Pois bem, por desfastio larguei-lhe lá uma rabecada que vai levar tempo a publicar. E por certo não na há o destinatário de entender. Mas aqui o benévolo leitor entende-me.
« Ódio latente antibrasileiro? Não desvie a questão. Porque haverão os portugueses em Portugal de sujeitar-se a uma grafia brasileira quando o Brasil firmou de livre vontade o Acordo de 45 e não honrou a palavra? Ainda agora, depois desta despropositada e desqualificada reforma [de 90], o Vocabulário da Academia Brasileira ignora imperialmente os neografismos absurdamente portugueses como "receção", "deceção", &c. [v. «Busca, Malaka!
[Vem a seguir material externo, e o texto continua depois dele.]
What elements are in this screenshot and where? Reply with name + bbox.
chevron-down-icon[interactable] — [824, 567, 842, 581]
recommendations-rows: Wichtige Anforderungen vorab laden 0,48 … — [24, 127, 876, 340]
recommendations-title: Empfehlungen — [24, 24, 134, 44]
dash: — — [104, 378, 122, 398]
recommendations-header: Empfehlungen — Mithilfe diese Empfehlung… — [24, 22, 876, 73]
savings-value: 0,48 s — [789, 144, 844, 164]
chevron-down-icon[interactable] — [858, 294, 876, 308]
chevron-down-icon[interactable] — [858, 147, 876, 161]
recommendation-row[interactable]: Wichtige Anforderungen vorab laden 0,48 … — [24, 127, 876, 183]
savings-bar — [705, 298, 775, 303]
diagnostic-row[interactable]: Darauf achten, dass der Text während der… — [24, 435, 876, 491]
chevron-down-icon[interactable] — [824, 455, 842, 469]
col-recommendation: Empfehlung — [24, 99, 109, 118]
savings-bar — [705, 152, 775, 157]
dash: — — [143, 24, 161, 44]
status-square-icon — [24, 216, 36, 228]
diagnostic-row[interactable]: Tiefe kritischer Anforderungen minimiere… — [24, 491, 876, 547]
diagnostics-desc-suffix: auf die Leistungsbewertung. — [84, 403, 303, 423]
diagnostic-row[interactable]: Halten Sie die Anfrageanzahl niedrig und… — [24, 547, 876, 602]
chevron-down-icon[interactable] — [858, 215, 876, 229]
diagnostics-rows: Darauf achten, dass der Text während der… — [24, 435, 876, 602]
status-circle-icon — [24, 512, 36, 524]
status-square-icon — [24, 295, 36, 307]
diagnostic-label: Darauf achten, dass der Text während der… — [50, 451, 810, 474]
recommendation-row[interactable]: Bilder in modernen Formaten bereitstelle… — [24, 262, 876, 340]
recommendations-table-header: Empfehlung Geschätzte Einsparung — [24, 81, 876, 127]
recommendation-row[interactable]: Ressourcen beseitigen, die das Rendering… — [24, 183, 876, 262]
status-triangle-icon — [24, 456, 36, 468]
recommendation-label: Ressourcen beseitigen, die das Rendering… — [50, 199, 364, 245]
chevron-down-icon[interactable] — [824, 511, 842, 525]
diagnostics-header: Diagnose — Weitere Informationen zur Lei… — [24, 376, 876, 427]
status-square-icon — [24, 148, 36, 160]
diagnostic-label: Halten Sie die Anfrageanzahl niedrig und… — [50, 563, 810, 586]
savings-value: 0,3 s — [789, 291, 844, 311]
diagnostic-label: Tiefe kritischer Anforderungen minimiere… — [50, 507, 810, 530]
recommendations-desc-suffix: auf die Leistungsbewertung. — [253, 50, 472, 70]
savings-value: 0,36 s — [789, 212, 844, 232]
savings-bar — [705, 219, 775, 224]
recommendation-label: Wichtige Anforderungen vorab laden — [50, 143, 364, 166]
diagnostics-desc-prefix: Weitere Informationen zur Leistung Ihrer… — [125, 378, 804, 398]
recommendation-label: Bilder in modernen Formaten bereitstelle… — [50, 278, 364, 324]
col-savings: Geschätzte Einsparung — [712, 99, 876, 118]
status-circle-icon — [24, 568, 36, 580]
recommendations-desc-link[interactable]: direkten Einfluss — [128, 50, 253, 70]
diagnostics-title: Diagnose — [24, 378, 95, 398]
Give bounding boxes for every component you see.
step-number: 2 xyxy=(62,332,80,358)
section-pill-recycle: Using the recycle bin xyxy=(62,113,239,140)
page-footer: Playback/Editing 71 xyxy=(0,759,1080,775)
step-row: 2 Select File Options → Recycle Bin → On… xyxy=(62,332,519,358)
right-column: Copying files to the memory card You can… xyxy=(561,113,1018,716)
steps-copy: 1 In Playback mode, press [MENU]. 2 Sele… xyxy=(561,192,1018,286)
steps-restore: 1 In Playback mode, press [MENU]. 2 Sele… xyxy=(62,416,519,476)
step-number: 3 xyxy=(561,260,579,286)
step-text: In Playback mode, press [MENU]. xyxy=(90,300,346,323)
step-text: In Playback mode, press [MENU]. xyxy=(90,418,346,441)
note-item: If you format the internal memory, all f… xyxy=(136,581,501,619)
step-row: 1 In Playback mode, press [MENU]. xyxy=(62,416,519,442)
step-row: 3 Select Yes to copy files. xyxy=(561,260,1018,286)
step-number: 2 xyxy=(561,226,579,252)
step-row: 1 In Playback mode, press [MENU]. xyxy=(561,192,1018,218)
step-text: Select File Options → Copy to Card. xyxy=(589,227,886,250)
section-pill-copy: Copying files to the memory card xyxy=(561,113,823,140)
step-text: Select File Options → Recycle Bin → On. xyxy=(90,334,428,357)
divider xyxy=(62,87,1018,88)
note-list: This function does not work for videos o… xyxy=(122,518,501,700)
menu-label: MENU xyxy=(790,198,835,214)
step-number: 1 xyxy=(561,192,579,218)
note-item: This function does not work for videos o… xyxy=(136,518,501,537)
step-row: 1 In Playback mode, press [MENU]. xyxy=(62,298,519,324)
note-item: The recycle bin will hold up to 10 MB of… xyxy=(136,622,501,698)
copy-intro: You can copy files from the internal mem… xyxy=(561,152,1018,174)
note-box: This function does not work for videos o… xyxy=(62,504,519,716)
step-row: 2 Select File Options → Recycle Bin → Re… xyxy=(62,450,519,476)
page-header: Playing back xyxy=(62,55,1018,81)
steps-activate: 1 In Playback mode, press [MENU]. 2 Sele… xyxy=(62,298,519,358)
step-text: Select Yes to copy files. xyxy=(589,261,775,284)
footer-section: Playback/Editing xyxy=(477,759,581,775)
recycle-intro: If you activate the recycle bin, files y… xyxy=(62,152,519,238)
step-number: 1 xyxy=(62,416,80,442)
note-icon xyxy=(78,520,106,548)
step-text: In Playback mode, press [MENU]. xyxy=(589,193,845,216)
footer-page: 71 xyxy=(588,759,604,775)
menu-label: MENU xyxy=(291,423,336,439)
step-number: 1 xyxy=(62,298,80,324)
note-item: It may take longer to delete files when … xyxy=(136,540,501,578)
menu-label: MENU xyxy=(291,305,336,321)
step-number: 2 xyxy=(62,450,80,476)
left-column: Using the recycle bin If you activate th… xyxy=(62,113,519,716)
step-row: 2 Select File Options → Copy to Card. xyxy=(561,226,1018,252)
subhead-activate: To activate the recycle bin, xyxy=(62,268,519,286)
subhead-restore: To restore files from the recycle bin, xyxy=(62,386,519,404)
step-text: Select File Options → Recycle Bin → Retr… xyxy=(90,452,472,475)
Busca!»]
Pior do que chamar ódio latente antibrasileiro ao sentimento pátrio legítimo dos portugueses (ou não podem já os portugueses pugnar pelo que é seu sem serem enxovalhados como racistas?), pior que isso, dizia, é o comprovado desprezo da Academia Brasileira pelo português legítimo (*) dos portugueses; tão legítimo como o português de qualquer outro. Foi isso que Angola tão bem entendeu e por tal se não sujeitou a ditame tão abrasileirado na forma como no motivo.
O Brasil roeu a corda ao acordo de 45 e desafio quem quere que seja a mostrar-me uma palavra de ódio antibrasileiro dos portugueses quando se isso deu em 1955. Os brasileiros sim, faltando à palavra, destilaram ódio aos colonizadores portugueses (**) esquecendo-se (ou não no sabendo entender) que os colonizadores do Brasil são aqueles mesmos que lhe regeram e regem o destino. Tratantes falhos de entendimento e sem palavra que intentam agora despudoradamente colonizar Portugal, Angola, &c.
Em suma, vergar a cerviz em 1990 a quem não teve palavra em 45 e negociar o que já fora negociado rastejar como se nada fosse é duma humilhação inqualificável. Proclamar um presidente de Portugal em 2008 o ratificar da humilhação em terra brasileira, e dizê-lo assim — e dizê-lo assim! — que foi por pressão de algo ou alguém (***), isto então é já qualquer coisa que nem sei dizer o nome! — Mas talvez venham daí os acorditas novíssimos do Restelo esclarecer-me que este presidente de ópera bufa nutre um ódio antiportuguês latente, a verdadeira base da imposição do A.O. de 1990 em Portugal.»

(O. Braga. Série d' «As Vergonhas do Malaca».)
(*) O português dos portugueses é por definição legítimo. Por mais abastardado que se torne. O mesmo se diria do brasileiro dos brasileiros...
(**) «[...] à mistura com o Acordo, segundo consta o anedotário, os distintos Senadores brasileiros consumiram largo tempo a discutir os malefícios da colonização lusitana e o ouro levado do Brasil, no tempo de D. João V [...]». António Viriato, «O Trigo e o Joio, a propósito do Desacordo Ortográfico», in Alma Lusíada, 23/III/2011.
(***) «Quando fui ao Brasil em 2008, face à pressão que então se fazia sentir no Brasil, o Governo português disse-me que podia e devia anunciar a ratificação do acordo, o que fiz.» Cavaco Silva sobre o seu papel na ratificação do Acordo Ortográfico («Cavaco elogia Acordo Ortográfico mas confessa que em casa ainda escreve à moda antiga», Público, 22/V/2012.)